О происшедшем в эту ночь ни Борис, ни Фёдор, точно сговорившись, не вспоминали и никому не рассказывали. Наша повесть – первое место, в котором о нём упоминается.
Почему мы считаем, что этот случай был важным в жизни Бориса? Да прежде всего потому, что после него в сознании молодого человека ещё больше укрепилось мнение о том, что большинство женщин и даже, возможно, девушек, только разыгрывает из себя недотрог, а на самом деле могут свободно, также, как и Середа, и Семёнова, при удобном случае отдаться первому встречному мужчине. Так думал он.

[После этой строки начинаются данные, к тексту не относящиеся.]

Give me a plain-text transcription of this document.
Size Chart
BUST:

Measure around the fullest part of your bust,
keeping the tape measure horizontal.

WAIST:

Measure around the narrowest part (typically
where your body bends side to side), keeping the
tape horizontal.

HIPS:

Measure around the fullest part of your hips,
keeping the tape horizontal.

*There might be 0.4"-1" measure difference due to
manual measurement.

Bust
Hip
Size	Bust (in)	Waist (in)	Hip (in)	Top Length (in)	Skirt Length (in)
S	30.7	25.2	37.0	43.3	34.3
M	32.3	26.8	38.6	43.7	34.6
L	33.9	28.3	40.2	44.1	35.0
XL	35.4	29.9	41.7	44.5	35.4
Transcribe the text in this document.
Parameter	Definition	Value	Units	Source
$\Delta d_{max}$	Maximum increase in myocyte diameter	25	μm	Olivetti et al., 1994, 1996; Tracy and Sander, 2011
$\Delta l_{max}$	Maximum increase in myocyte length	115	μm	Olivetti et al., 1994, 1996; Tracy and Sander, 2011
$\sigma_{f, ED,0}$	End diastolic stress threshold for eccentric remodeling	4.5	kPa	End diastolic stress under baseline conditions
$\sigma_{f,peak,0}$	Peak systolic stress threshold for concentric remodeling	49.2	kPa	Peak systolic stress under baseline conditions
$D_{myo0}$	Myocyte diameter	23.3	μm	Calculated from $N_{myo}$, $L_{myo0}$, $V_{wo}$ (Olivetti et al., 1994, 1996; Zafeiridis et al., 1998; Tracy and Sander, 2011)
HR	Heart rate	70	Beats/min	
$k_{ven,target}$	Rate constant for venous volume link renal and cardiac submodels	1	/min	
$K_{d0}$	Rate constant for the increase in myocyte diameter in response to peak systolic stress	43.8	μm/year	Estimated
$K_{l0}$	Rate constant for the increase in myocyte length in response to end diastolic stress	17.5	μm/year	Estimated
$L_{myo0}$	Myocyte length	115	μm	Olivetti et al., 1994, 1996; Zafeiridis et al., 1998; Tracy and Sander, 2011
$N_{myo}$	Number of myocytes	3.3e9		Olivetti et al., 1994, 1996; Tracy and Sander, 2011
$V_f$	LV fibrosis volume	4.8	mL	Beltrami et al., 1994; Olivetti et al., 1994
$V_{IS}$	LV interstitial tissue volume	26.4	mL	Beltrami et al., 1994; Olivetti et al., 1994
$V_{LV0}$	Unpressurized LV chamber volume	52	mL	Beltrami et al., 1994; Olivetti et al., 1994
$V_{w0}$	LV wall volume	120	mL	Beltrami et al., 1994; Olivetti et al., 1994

Конечно, это мнение было глубоко ошибочным, неправильным, для многих девушек и женщин оскорбительным, тем не менее обстановка, сложившаяся вокруг Бориса в то время, это подтверждала.
В школе преподаватель географии Бойко, человек лет 45, увлекался пением. Он сам хорошо пел и сумел из сельской молодежи и школьников создать неплохой хор. В хоре пели и Борис, и Фёдор, пела в нём и жена Бойко, женщина лет 26, и его дочь-пионерка, Зоя, 10 лет.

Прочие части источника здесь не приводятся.